Gepubliceerd op:

De zestien gemeenten in de regio Utrecht stemmen samen hun huisvestingsverordeningen af, met behulp van een gezamenlijke modelverordening. Medio 2019 is daarin een en ander gewijzigd. In 2021 willen de gemeenten de huidige verordening evalueren, inclusief de wijzigingen. Voor deze evaluatie heeft RIGO een analyse uitgevoerd van reactie- en verhuringscijfers van WoningNet. We onderzochten trends in vraag en aanbod en bekeken een aantal specifieke instrumenten van de woonruimteverdeling.

Uit deze analyse komt een beeld naar voren van een gespannen sociale huurmarkt. Zo is de vraag naar sociale huurwoningen in de regio Utrecht sterk gegroeid: het aantal actief woningzoekenden steeg van 33.000 in 2014 naar 45.000 in 2020. Tegelijk is het aanbod aan sociale huurwoningen licht afgenomen. In 2014 werden nog zo’n 6.200 woningen verhuurd, in 2020 waren dat er nog circa 5.300.

Woningzoekenden moesten steeds langer op die woningen wachten. Was in 2014 de gemiddelde inschrijfduur bij verhuring nog 7,8 jaar, in 2020 stonden nieuwe huurders gemiddeld 10,2 jaar ingeschreven op het moment dat ze hun woning kregen. Tot slot zijn sinds 2014 de slaagkansen afgenomen. Toen slaagde 17 procent van de actief woningzoekenden in het krijgen van een woning, in 2020 was dat nog 9 procent. Dit laatste komt vooral door de toename van de vraag: er zijn steeds meer mensen op zoek naar een corporatiewoning in de regio Utrecht.

Slaagkansen van actief woningzoekenden per jaar, 2014-2020. Bron: WoningNet 2014-2020; bewerking RIGO.

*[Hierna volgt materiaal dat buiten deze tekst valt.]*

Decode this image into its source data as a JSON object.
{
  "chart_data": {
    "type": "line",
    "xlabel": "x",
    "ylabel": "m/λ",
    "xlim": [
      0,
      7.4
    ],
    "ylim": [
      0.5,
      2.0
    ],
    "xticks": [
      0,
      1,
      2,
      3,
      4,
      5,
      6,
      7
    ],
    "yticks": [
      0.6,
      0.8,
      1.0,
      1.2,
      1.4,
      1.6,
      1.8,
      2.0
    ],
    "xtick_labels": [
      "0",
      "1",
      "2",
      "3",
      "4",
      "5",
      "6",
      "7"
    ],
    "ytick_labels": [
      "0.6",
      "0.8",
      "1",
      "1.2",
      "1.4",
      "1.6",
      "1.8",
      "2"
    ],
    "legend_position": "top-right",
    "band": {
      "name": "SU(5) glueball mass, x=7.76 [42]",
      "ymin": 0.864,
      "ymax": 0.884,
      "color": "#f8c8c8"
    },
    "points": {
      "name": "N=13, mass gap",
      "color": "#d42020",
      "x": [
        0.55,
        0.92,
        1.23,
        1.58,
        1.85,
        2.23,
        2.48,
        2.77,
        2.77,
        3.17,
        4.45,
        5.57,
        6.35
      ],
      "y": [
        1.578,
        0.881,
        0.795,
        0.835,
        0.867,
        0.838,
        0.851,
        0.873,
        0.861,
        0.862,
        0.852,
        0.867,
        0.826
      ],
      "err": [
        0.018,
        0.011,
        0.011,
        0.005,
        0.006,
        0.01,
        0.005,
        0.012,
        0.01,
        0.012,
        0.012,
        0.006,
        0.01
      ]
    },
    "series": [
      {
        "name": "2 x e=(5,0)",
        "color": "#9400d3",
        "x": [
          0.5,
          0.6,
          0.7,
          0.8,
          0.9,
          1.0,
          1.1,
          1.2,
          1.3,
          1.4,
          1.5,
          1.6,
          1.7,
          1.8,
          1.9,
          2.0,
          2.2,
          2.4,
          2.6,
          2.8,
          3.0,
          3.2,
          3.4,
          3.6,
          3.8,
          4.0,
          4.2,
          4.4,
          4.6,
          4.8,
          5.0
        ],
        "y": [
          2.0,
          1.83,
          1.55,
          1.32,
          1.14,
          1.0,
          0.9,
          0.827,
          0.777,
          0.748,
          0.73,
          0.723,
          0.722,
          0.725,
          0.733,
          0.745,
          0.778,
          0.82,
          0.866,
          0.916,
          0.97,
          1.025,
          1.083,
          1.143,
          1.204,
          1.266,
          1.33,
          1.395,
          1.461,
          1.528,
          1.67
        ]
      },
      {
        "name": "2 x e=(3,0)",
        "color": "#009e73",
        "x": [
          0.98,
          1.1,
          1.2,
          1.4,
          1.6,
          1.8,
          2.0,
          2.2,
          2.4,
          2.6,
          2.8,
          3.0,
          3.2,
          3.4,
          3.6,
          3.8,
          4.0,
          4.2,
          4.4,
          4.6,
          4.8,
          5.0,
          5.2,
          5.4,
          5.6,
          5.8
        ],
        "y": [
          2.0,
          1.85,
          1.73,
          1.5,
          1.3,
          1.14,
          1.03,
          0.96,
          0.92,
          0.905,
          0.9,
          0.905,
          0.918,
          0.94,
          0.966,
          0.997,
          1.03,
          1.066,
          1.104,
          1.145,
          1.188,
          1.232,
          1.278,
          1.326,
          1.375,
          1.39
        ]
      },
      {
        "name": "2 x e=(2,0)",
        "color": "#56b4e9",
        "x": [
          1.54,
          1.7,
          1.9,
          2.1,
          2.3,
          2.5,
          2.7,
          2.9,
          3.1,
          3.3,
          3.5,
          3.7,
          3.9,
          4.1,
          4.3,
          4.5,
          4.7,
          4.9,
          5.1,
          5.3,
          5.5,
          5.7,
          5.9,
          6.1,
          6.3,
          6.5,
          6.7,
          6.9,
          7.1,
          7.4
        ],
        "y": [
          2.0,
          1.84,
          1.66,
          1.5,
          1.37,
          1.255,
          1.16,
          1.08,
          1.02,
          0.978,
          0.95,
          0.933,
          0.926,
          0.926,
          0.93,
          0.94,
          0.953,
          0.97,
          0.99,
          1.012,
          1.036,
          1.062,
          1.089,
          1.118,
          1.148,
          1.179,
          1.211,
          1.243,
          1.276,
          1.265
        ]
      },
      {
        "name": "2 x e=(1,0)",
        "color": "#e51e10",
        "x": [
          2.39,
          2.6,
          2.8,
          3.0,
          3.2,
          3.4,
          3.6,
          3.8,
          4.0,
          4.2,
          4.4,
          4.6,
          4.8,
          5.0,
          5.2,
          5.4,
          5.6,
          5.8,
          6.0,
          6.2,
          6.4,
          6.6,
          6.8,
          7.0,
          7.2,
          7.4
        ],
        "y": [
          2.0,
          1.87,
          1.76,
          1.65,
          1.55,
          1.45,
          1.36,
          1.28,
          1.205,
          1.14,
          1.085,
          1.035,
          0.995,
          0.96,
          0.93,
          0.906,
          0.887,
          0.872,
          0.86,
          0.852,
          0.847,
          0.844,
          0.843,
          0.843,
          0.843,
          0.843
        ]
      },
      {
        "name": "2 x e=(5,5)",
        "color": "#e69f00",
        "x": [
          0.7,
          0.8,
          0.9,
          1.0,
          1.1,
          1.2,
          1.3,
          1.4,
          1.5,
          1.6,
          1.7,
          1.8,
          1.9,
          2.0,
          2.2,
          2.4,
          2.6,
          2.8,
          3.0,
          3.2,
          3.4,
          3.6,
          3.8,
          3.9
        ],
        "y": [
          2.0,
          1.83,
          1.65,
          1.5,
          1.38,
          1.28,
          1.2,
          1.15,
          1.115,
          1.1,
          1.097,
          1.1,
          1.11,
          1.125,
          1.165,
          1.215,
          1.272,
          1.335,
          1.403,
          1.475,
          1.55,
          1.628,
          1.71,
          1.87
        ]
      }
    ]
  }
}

Instrumenten nader bekeken

Als deel van de evaluatie zijn een aantal instrumenten uit de regionale verordening nader bekeken. Hier drie voorbeelden:

  • Sinds 2015 geldt er een ruimere inkomensgrens voor sociale huurwoningen vanaf de aftoppingsgrens, waardoor ook middeninkomens in aanmerking komen. Als gevolg daarvan is het aantal verhuringen aan midden- en hogere inkomens in dat segment gegroeid. Toch is het totaal aantal verhuringen aan middeninkomens nog altijd klein (3 procent in 2020).
  • Een ander instrument is Van Groot Naar Beter, dat voorrang geeft aan doorstromers die een grote woning achterlaten. Sinds 2019 geldt deze regeling niet alleen meer voor senioren en is het aantal verhuringen met deze voorrang gestegen, maar het aanbod aan grote woningen is nog niet merkbaar toegenomen.
  • Om te voorkomen dat de slaagkansen van starters zouden dalen als gevolg van de doorstroommaatregelen, is afgesproken om meer gebruik te maken van de ruimte voor loting: tot 20 procent van het aanbod. Het aandeel verhuringen via loting is sindsdien licht gestegen, maar de volledige ruimte wordt nog niet gebruikt: in de meeste gemeenten wordt nog niet meer dan 10 procent verloot. Van de lotingwoningen is 85 procent toegewezen aan starters. De slaagkans van starters is ongeveer evenveel gedaald als die van doorstromers. De lichte toename aan lotingen heeft dus wellicht een verdere daling van de slaagkansen voor starters voorkomen.